Fig. 4. Lovastatin enhances TDM1 efficacy and Trastuzumab-mediated ADCC.

a–d Superior in vivo therapeutic efficacy of TDM1 combined with lovastatin when compared with TDM1 alone. a Intravenous TDM1 administration 5 mg/kg weekly (for 5 weeks) was started at day 0. Lovastatin (4.15 mg/kg of mice) was orally administrated 12 h prior to and simultaneously with the intravenous injection of TDM1. Lovastatin enhanced TDM1 efficacy of nu/nu female mice bearing NCIN87 gastric xenografts (b), and NSG mice bearing CAV1-high PDXs (d). *P < 0.05, **P < 0.01, ***P < 0.001 based on a Student’s t test (n = 8–10 mice per group). c Western blot analyses of AKT, ERK, Tyr, CAV1, and CREB protein expression and phosphorylation in NCIN87 xenografts at 40 days after treatment with lovastatin, TDM1, or TDM1/lovastatin. e NSG mice bearing NCIN87 xenografts were intravenously injected 1 × 10⁶ human NK cells at day 0. One day after NK cells tail vein injection, the IL-15/IL-15Rα complex was intraperitoneally administered at a dose of 1.25 μg/mouse.

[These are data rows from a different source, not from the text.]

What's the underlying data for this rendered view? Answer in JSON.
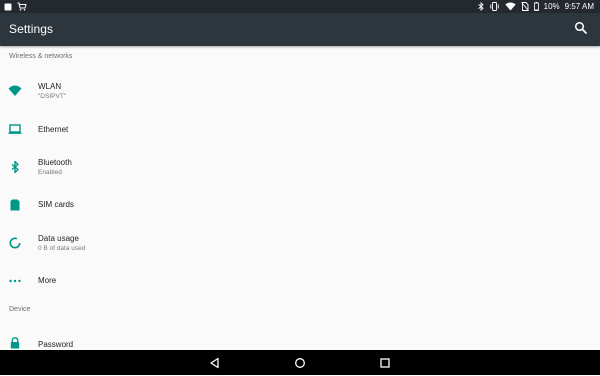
{
  "status_bar": {
    "battery_percent": "10%",
    "time": "9:57 AM",
    "icons": [
      "notification-square-icon",
      "shopping-cart-icon",
      "bluetooth-icon",
      "vibrate-icon",
      "wifi-icon",
      "no-sim-icon",
      "battery-icon"
    ]
  },
  "app_bar": {
    "title": "Settings",
    "search_icon": "search-icon"
  },
  "sections": {
    "wireless": {
      "header": "Wireless & networks"
    },
    "device": {
      "header": "Device"
    }
  },
  "items": {
    "wlan": {
      "title": "WLAN",
      "summary": "\"DSIPVT\"",
      "icon": "wifi-icon"
    },
    "ethernet": {
      "title": "Ethernet",
      "icon": "laptop-icon"
    },
    "bluetooth": {
      "title": "Bluetooth",
      "summary": "Enabled",
      "icon": "bluetooth-icon"
    },
    "sim": {
      "title": "SIM cards",
      "icon": "sim-card-icon"
    },
    "data_usage": {
      "title": "Data usage",
      "summary": "0 B of data used",
      "icon": "data-usage-icon"
    },
    "more": {
      "title": "More",
      "icon": "more-horiz-icon"
    },
    "password": {
      "title": "Password",
      "icon": "lock-icon"
    }
  },
  "nav_bar": {
    "icons": [
      "back-icon",
      "home-icon",
      "recents-icon"
    ]
  },
  "colors": {
    "accent": "#009688",
    "status_bar": "#23292e",
    "app_bar": "#2d363c",
    "background": "#fafafa"
  }
}
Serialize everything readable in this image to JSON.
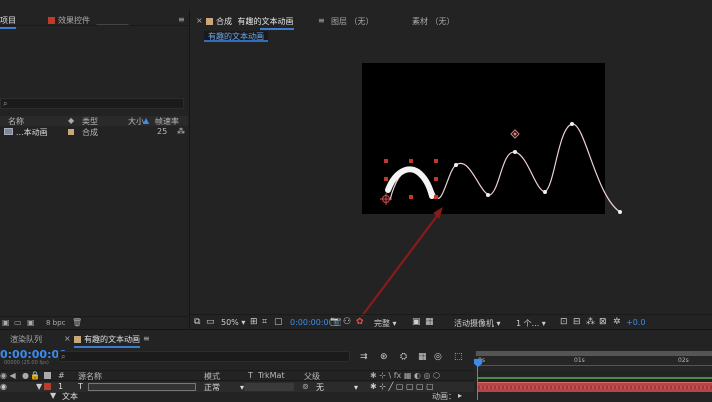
{
  "left_panel": {
    "tab_project": "项目",
    "tab_effects": "效果控件",
    "tab_effects_detail": "________",
    "search_placeholder": "",
    "columns": {
      "name": "名称",
      "type": "类型",
      "size": "大小",
      "framerate": "帧速率"
    },
    "items": [
      {
        "name": "...本动画",
        "type": "合成",
        "framerate": "25"
      }
    ],
    "bpc": "8 bpc"
  },
  "comp_panel": {
    "tab_prefix": "合成",
    "tab_name": "有趣的文本动画",
    "tab_layer": "图层 （无）",
    "tab_footage": "素材 （无）",
    "breadcrumb": "有趣的文本动画",
    "bg_color": "#000000",
    "path_color": "#f2d5d5",
    "handle_color": "#c0392b"
  },
  "viewer_toolbar": {
    "zoom": "50%",
    "timecode": "0:00:00:00",
    "resolution": "完整",
    "camera": "活动摄像机",
    "views": "1 个...",
    "exposure": "+0.0"
  },
  "timeline": {
    "tab_render_queue": "渲染队列",
    "tab_comp": "有趣的文本动画",
    "current_time": "0:00:00:00",
    "frame_info": "00000 (25.00 fps)",
    "search_placeholder": "",
    "col_num": "#",
    "col_source": "源名称",
    "col_mode": "模式",
    "col_t": "T",
    "col_trkmat": "TrkMat",
    "col_parent": "父级",
    "layer": {
      "num": "1",
      "type_icon": "T",
      "mode": "正常",
      "parent": "无"
    },
    "sublayer": "文本",
    "animate_label": "动画：",
    "ruler": [
      "0s",
      "01s",
      "02s"
    ],
    "layer_bar_color": "#c14848"
  }
}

Trastuzumab or Trastuzumab/lovastatin efficacy was then evaluated during a cytokine-dependent NK expansion phase (week 1–week 3). Lovastatin enhanced Trastuzumab efficacy in NSG mice humanized with NK cells and bearing NCIN87 xenografts (n = 8–10 mice per group, mean ± S.E.M.). Statistical analyses performed using ANOVA coupled to Scheffé's method. f Trastuzumab/lovastatin efficacy is higher than the combination of Fc-silent Trastuzumab (Trastuzumab F(ab’)₂ fragments or deglycosylated Trastuzumab) in NSG mice humanized with NK cells and bearing NCIN87 xenografts (n = 8–10 mice per group, mean ± S.E.M.). Statistical analyses performed using ANOVA coupled to Scheffé's method. g Kaplan–Meier analysis of statin use and HER2-expressing GC disease outcome in patients treated with Trastuzumab. Patients without statin treatment (blue color, n = 27) have a worse survival than patients treated with statin (red color, n = 19). Log rank; p = 0.005. Source data are provided as a Source Data file.